А ведь до сих пор иногда заходишь в подъезд и ощущаешь тот же самый запах. Неудивительно. Варенье варят и сейчас. И компоты. И закатывают их на зиму в трехлитровые банки, которые, наверное, уже не покажутся такими большими. Просто я давно их не видел. И давно не ел варенья. Только немецкий апельсиновый джем из маленьких 200-граммовых баночек с яркими этикетками.
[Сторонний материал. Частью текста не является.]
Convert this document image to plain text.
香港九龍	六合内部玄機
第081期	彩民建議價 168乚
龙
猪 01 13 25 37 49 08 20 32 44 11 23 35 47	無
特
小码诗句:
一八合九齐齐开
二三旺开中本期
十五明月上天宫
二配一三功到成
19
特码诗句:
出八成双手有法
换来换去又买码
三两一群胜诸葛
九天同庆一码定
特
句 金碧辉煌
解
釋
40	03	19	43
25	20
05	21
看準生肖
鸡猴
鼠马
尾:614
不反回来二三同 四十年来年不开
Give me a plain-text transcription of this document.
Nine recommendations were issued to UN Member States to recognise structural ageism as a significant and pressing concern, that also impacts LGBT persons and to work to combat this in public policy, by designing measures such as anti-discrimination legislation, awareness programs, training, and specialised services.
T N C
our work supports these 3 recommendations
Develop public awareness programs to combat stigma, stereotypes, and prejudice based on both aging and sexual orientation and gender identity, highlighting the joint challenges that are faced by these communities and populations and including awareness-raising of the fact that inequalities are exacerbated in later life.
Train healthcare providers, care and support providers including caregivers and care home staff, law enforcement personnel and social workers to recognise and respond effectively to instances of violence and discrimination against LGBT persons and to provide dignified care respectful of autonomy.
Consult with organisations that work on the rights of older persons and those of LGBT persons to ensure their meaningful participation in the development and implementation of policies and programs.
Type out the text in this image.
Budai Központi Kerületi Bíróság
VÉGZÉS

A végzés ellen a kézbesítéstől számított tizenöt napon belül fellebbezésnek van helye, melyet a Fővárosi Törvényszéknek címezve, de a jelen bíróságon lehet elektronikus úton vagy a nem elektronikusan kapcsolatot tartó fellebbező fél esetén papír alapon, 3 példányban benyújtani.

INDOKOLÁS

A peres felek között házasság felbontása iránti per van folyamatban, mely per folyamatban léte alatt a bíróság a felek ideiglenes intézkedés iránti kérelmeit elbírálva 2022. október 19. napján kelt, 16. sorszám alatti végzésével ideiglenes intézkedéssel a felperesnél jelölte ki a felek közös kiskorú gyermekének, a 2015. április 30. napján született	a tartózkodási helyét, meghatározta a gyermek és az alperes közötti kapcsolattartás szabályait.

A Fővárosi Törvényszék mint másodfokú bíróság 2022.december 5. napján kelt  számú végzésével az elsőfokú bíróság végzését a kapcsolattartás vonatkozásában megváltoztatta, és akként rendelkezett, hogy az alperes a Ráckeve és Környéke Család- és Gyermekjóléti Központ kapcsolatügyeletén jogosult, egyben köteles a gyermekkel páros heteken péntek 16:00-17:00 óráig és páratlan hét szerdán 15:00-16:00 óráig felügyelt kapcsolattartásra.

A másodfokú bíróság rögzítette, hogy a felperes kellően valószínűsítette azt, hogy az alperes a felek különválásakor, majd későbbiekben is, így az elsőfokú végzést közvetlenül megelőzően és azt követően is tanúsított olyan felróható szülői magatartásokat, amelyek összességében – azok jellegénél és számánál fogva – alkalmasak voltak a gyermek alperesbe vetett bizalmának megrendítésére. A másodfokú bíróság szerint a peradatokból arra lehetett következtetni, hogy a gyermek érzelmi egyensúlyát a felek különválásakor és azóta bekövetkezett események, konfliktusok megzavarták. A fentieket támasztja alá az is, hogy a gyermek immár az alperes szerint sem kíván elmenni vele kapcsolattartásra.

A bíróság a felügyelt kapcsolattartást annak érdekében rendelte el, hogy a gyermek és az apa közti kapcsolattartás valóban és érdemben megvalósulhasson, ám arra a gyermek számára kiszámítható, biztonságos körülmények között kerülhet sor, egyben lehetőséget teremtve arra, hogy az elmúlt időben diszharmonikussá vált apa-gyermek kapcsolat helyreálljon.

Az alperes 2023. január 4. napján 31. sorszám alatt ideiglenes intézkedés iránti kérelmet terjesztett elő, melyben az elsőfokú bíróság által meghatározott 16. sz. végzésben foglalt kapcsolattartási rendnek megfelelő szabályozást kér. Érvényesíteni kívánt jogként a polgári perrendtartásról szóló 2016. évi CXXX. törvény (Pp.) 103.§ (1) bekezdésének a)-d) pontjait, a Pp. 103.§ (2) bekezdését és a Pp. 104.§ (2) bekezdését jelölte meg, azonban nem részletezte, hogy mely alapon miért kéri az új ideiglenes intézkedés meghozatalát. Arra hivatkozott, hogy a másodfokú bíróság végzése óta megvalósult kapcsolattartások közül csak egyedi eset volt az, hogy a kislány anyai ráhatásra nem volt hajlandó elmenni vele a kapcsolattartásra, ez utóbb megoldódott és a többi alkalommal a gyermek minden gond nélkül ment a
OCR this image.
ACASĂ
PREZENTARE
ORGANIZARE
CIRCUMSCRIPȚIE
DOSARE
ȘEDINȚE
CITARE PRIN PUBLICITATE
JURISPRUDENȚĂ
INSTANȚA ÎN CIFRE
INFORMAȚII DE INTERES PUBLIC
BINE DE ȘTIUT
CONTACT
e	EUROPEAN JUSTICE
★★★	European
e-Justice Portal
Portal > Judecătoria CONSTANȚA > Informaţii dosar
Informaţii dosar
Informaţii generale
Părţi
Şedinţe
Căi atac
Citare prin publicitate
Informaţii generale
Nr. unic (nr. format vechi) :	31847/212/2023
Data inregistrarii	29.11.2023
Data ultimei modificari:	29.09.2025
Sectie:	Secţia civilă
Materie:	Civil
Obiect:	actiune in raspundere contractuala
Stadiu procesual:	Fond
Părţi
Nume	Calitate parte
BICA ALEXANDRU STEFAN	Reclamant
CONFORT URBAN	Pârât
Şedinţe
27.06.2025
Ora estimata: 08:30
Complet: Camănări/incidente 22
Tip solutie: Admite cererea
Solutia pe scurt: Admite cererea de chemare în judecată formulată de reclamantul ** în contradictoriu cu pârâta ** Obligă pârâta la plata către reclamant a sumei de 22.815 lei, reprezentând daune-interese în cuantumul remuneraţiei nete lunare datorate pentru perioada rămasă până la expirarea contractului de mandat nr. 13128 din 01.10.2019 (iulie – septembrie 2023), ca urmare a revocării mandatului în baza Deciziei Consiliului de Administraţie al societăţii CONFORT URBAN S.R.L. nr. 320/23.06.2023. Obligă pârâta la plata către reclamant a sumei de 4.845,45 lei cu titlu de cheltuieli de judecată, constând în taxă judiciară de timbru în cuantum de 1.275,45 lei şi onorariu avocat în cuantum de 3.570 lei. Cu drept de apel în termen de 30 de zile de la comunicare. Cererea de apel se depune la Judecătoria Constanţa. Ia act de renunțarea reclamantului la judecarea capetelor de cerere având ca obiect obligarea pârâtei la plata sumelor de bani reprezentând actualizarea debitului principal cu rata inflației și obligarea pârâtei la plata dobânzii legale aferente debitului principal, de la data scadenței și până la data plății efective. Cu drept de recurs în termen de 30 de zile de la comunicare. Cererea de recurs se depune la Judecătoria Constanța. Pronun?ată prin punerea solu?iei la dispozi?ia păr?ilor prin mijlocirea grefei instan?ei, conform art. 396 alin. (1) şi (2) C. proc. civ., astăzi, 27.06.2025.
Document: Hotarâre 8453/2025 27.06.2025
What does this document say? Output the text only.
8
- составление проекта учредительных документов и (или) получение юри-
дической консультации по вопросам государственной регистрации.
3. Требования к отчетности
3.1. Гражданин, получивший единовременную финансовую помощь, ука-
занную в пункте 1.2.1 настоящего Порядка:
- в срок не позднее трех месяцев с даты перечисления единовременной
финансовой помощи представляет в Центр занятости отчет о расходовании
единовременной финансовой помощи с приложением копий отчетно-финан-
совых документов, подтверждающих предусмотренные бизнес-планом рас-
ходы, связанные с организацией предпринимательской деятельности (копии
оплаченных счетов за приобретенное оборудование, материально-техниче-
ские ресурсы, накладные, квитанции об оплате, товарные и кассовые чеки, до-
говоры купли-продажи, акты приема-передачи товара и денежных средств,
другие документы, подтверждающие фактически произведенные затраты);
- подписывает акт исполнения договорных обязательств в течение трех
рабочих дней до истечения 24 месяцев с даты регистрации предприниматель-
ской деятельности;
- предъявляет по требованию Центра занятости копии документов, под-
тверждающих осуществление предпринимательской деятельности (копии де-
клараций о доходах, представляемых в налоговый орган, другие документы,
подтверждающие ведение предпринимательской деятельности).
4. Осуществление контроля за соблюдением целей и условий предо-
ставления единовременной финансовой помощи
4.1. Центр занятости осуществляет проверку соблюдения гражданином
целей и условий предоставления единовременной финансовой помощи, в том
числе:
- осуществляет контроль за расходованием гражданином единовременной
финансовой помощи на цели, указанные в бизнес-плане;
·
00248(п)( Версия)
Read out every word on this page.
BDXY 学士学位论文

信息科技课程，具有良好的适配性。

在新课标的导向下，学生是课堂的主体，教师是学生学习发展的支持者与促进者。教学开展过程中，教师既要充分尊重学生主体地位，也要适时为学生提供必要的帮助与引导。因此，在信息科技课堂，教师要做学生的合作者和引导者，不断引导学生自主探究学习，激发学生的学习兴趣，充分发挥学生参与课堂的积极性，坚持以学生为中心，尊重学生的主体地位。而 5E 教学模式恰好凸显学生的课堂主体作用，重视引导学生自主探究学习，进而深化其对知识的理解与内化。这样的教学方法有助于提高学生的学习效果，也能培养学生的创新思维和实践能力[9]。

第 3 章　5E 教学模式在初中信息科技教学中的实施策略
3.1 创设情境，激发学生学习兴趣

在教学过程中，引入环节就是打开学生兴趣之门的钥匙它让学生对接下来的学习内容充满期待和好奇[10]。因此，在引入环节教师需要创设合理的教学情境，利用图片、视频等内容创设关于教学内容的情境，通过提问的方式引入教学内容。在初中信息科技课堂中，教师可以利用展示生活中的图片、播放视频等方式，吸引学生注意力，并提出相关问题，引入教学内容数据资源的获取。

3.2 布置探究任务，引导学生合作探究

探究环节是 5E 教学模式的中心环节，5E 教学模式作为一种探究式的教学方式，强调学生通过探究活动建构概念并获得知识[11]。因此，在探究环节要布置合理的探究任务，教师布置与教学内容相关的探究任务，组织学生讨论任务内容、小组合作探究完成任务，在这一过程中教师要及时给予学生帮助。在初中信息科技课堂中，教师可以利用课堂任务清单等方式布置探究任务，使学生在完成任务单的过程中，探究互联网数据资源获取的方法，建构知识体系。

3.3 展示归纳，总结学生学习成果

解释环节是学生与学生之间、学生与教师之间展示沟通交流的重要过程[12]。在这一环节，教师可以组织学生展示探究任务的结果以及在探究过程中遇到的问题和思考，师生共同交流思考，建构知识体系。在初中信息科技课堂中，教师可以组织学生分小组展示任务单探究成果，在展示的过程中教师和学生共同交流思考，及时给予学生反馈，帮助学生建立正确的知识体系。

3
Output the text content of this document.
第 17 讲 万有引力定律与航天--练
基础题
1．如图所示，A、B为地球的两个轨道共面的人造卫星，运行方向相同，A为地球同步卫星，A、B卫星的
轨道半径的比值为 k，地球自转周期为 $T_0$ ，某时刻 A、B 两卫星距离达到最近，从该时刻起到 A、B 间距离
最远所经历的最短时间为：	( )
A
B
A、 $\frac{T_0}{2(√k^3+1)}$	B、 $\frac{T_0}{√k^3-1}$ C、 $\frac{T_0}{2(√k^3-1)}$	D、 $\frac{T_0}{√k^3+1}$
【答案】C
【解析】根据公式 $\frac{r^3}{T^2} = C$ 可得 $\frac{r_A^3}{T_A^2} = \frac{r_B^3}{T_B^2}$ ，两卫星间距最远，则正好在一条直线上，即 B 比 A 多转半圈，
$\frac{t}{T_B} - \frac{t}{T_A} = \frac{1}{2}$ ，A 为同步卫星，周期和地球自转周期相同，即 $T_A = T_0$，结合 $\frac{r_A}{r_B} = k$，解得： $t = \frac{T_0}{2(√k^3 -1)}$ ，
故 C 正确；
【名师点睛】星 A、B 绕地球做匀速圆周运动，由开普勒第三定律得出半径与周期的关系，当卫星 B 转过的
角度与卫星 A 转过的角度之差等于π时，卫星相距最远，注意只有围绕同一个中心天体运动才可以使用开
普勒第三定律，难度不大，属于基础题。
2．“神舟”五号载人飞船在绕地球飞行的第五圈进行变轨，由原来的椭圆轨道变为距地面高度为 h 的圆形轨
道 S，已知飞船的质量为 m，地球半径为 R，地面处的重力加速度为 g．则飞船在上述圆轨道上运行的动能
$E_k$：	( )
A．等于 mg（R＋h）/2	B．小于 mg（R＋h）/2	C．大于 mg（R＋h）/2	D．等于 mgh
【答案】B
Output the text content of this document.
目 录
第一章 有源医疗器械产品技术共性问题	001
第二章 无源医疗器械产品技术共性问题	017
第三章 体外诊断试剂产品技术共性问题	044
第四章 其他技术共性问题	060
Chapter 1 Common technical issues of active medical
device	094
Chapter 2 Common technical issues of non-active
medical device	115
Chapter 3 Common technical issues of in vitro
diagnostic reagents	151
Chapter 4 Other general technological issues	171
И запиваю я тосты с джемом молоком из "тетрапаков".

Пачка уже полна окурков.

Нет, я не буду вставать.

Я пока что сделаю пепельницу из чайного блюдечка.

А потом его вымою.

19 июля

Сегодня нашел на улице слепого щенка. Иду мимо стройки и слышу: где-то что-то пищит. Присмотрелся - лежит, бедняжка, завернутый в грязную тряпку, и тыкается носиком в разные стороны. Пришлось взять с собой. Сейчас лежит в прихожей на старой меховой куртке и пищит не менее жалобно - жрать просит. Пробовал в блюдце носом тыкать, но куда ему! Ничего еще не соображает, чудик. Завтра соску куплю. А сегодня, видимо, придется из старого шприца кормить. Иголку сниму, молочка наберу и прямо в ротик буду брызгать. Надо будет узнать, можно ли их обыкновенным коровьим молоком кормить. Пока что больше ничего не остается.

Старик переместился к овощному магазину. Ну конечно, я же сейчас на работу не хожу, маршрут другой, у обувной мастерской меня больше не поймаешь. Так же стоит на углу и так же смотрит без всякого выражения. Сегодня хотел его в шутку домой пригласить - чайку попить с домашним вареньем. Утром выпросил у соседки с шестого этажа. По запаху учуял. Тетя Клава соседку, оказывается, зовут, а я думал - тетей Клав уже и не осталось, только в детстве были. Варенье клубничное, свежее, прямо с пенкой, еще не снятой. Уже почти подошел к дедульке, а он вдруг так посмотрел, что волосы на затылке зашевелились. Нет, не для того он там стоит, чтоб я его в гости звал. Он там так просто стоит. И на меня смотрит. Смотрит, зараза, своими карими слезящимися глазами. Иголками протыкает. Из-за него я, что ли... Ерунда. Просто устал всерьез. На этой сумасшедшей работе.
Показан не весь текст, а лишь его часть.